What’s Congee without the good old familiar youtiao? The dough stick was freshly deep-fried on the spot and served one long stick on top of the bowl in its entirety.
Some of the recommended Congee included the Meat Ball & Century Egg, Prawn Ball and Meat Ball & Intestine Congee where the meatballs were home-made with a secret recipe.
If you wonder why you could get hotel quality food in a hawker centre, that was because Chef Au worked in Westin Hotel, Raffles Hotel and Hong Kong’s Shangri-La before he moved up to set up his own stall.
Chai Chee Pork Porridge
#01-23, 85 Bedok North Street 4, Singapore 460085
Opening Hours: 5:30am – 3:30pm, Closed on alternate Wednesdays
(An alternate stall at the front will open during evening times till late)
Pork Porridge is real comfort food for me, and I would crave for a bowl once in a while.
Chai Chee Pork Porridge is one of those stalls that you would usually find people queuing at the market.
In fact, they are so popular that they have 2 stalls – one which they open in the day, and the other at night till late. The earlier stall becomes a preparation stall for the night stall.
The Pork Porridge was cooked until it is thick and smooth with an almost gluey texture filled with yummy minced pork and lean pork meat, topped with you tiao and spring onions.
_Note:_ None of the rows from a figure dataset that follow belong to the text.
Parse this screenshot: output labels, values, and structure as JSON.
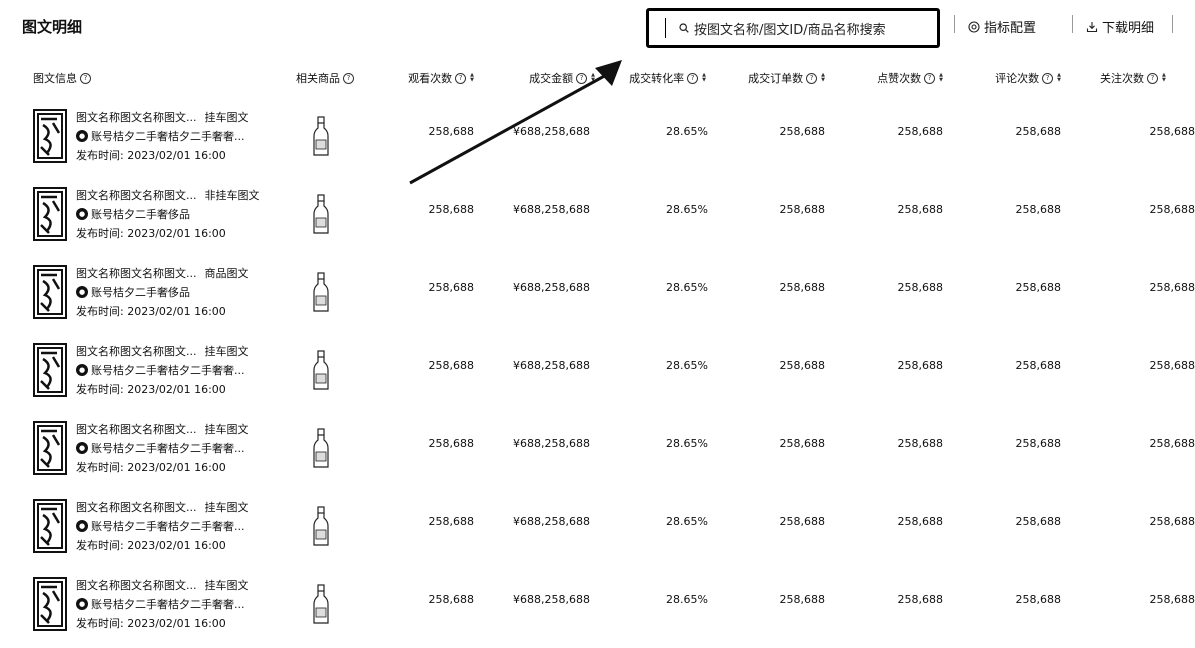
{
  "page": {
    "title": "图文明细"
  },
  "search": {
    "placeholder": "按图文名称/图文ID/商品名称搜索"
  },
  "toolbar": {
    "metrics_label": "指标配置",
    "download_label": "下载明细"
  },
  "columns": [
    {
      "key": "info",
      "label": "图文信息",
      "help": true,
      "sortable": false
    },
    {
      "key": "product",
      "label": "相关商品",
      "help": true,
      "sortable": false
    },
    {
      "key": "views",
      "label": "观看次数",
      "help": true,
      "sortable": true
    },
    {
      "key": "gmv",
      "label": "成交金额",
      "help": true,
      "sortable": true
    },
    {
      "key": "cvr",
      "label": "成交转化率",
      "help": true,
      "sortable": true
    },
    {
      "key": "orders",
      "label": "成交订单数",
      "help": true,
      "sortable": true
    },
    {
      "key": "likes",
      "label": "点赞次数",
      "help": true,
      "sortable": true
    },
    {
      "key": "comments",
      "label": "评论次数",
      "help": true,
      "sortable": true
    },
    {
      "key": "follows",
      "label": "关注次数",
      "help": true,
      "sortable": true
    }
  ],
  "rows": [
    {
      "title": "图文名称图文名称图文...",
      "tag": "挂车图文",
      "account": "账号桔夕二手奢桔夕二手奢奢...",
      "date": "发布时间: 2023/02/01 16:00",
      "views": "258,688",
      "gmv": "¥688,258,688",
      "cvr": "28.65%",
      "orders": "258,688",
      "likes": "258,688",
      "comments": "258,688",
      "follows": "258,688"
    },
    {
      "title": "图文名称图文名称图文...",
      "tag": "非挂车图文",
      "account": "账号桔夕二手奢侈品",
      "date": "发布时间: 2023/02/01 16:00",
      "views": "258,688",
      "gmv": "¥688,258,688",
      "cvr": "28.65%",
      "orders": "258,688",
      "likes": "258,688",
      "comments": "258,688",
      "follows": "258,688"
    },
    {
      "title": "图文名称图文名称图文...",
      "tag": "商品图文",
      "account": "账号桔夕二手奢侈品",
      "date": "发布时间: 2023/02/01 16:00",
      "views": "258,688",
      "gmv": "¥688,258,688",
      "cvr": "28.65%",
      "orders": "258,688",
      "likes": "258,688",
      "comments": "258,688",
      "follows": "258,688"
    },
    {
      "title": "图文名称图文名称图文...",
      "tag": "挂车图文",
      "account": "账号桔夕二手奢桔夕二手奢奢...",
      "date": "发布时间: 2023/02/01 16:00",
      "views": "258,688",
      "gmv": "¥688,258,688",
      "cvr": "28.65%",
      "orders": "258,688",
      "likes": "258,688",
      "comments": "258,688",
      "follows": "258,688"
    },
    {
      "title": "图文名称图文名称图文...",
      "tag": "挂车图文",
      "account": "账号桔夕二手奢桔夕二手奢奢...",
      "date": "发布时间: 2023/02/01 16:00",
      "views": "258,688",
      "gmv": "¥688,258,688",
      "cvr": "28.65%",
      "orders": "258,688",
      "likes": "258,688",
      "comments": "258,688",
      "follows": "258,688"
    },
    {
      "title": "图文名称图文名称图文...",
      "tag": "挂车图文",
      "account": "账号桔夕二手奢桔夕二手奢奢...",
      "date": "发布时间: 2023/02/01 16:00",
      "views": "258,688",
      "gmv": "¥688,258,688",
      "cvr": "28.65%",
      "orders": "258,688",
      "likes": "258,688",
      "comments": "258,688",
      "follows": "258,688"
    },
    {
      "title": "图文名称图文名称图文...",
      "tag": "挂车图文",
      "account": "账号桔夕二手奢桔夕二手奢奢...",
      "date": "发布时间: 2023/02/01 16:00",
      "views": "258,688",
      "gmv": "¥688,258,688",
      "cvr": "28.65%",
      "orders": "258,688",
      "likes": "258,688",
      "comments": "258,688",
      "follows": "258,688"
    }
  ]
}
Such a bowl of happiness.
Xian Ji Porridge
57 Eng Hoon Street (Tiong Bahru), Singapore 160057
Opening Hours: 7am – 9:30am (Tues – Sun), Closed Mon
This is quite an under-rated congee stall, though it is frequently sold out early in the morning. Yes, it operates for 2.5 hours or less.
It is run by two sisters who work tirelessly, stirring the pot several hours before the opening hours to get the rice grains to a perfect smooth and creamy consistency.
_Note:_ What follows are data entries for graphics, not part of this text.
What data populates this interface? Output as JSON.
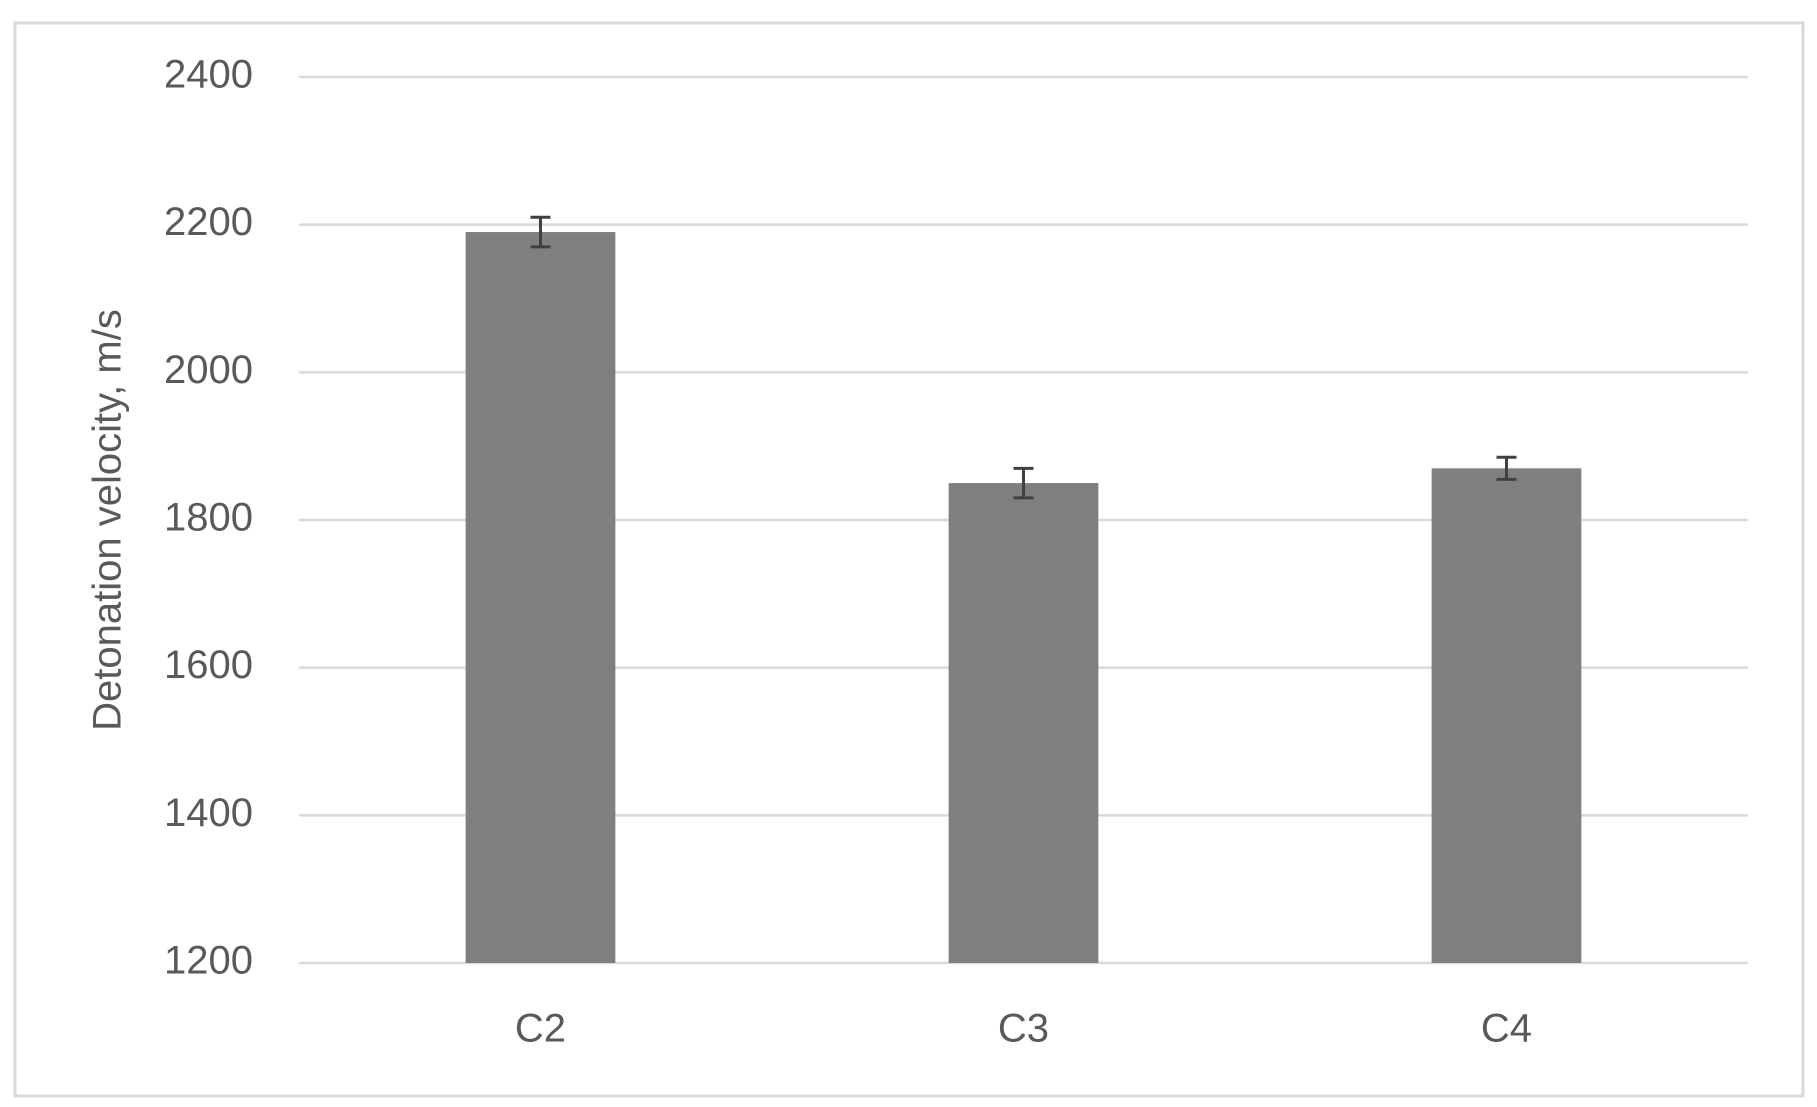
{
  "chart_data": {
    "type": "bar",
    "y_label": "Detonation velocity, m/s",
    "categories": [
      "C2",
      "C3",
      "C4"
    ],
    "values": [
      2190,
      1850,
      1870
    ],
    "errors": [
      20,
      20,
      15
    ],
    "color": "#7f7f7f",
    "error_color": "#404040",
    "ylim": [
      1200,
      2400
    ],
    "yticks": [
      1200,
      1400,
      1600,
      1800,
      2000,
      2200,
      2400
    ],
    "grid": true
  }
}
A bowl ($7) with an egg (additional $1) contains chunks of fresh pork meat, minced meat balls and small intestines, generous portions of chopped vegetables (watercress), and some pepper and soy sauce.
Flavourful, full of ingredients, and extremely comforting.
Ah Chiang’s Porridge
65 Tiong Poh Road (Tiong Bahru), Singapore 160065
Tel: +65 6557 0084
Opening Hours: 6am – 11pm (Mon – Sun)
Ah Chiang’s Porridge at Tiong Bahru has been my regular favourite since the good-old days, though I must say they used to be better – say 2-3 years back when there was visibility more ingredients.
The shop is run on the principles of a healthy, hearty meal at an affordable price.
The setup is quite simple and minimalistic with the porridge shop, opening at 6am and serving simmering hot fresh porridge.
Each bowl of porridge is prepared post ordering, cooked over charcoal so be prepared to wait around 10 to 15 minutes.
The congee is essentially Cantonese style and combines other ingredients like pork, seafood, chicken, vegetables, or century egg. Usually my favourite would be the Mixed Pork Organs with Meatballs.
Or get the Mixed Pork Porridge which comes with springy, handmade pork balls, succulent sliced meat and an array of pig intestines.
While it may look simple and plain, it has a creamy consistency with fresh ingredients. Add some soy sauce, pepper and cut chilies, and you have got yourself a delightful bowl.
You can also find it within The Hainan Story at Hillion Mall and JEM.
Ri Ji Porridge
269B Queen Street, Singapore 182269 (Bugis MRT)
Phone: +65 9815 8230
Opening Hours: 7am – 7pm (Mon – Sun)
This congee stalls goes back to 1976. It was first started by Mr. Wong, and the family recipe has been passed down since then with innovations and improvements to bring its regular patrons the best-selling Cantonese porridge in the area.
The business is small and robust with the servers working tirelessly to make the most palatable and rich congee. According to Dr Leslie Tay from ieatishootipost.sg, the porridge is cooked via a steaming process.
Varieties available here include Pork Congee ($3), Fish Congee ($3.50), Cuttlefish and Peanut Congee ($3.50), and Century Egg Congee.
Although the congee looked simple, and possibly one of the ‘plainest’ I had (in this list), the consistency was smooth and slippery, and didn’t feel jelak (rich) finishing the entire bowl.
While you are here, not to be missed is also the Chee Cheong Fun ($2).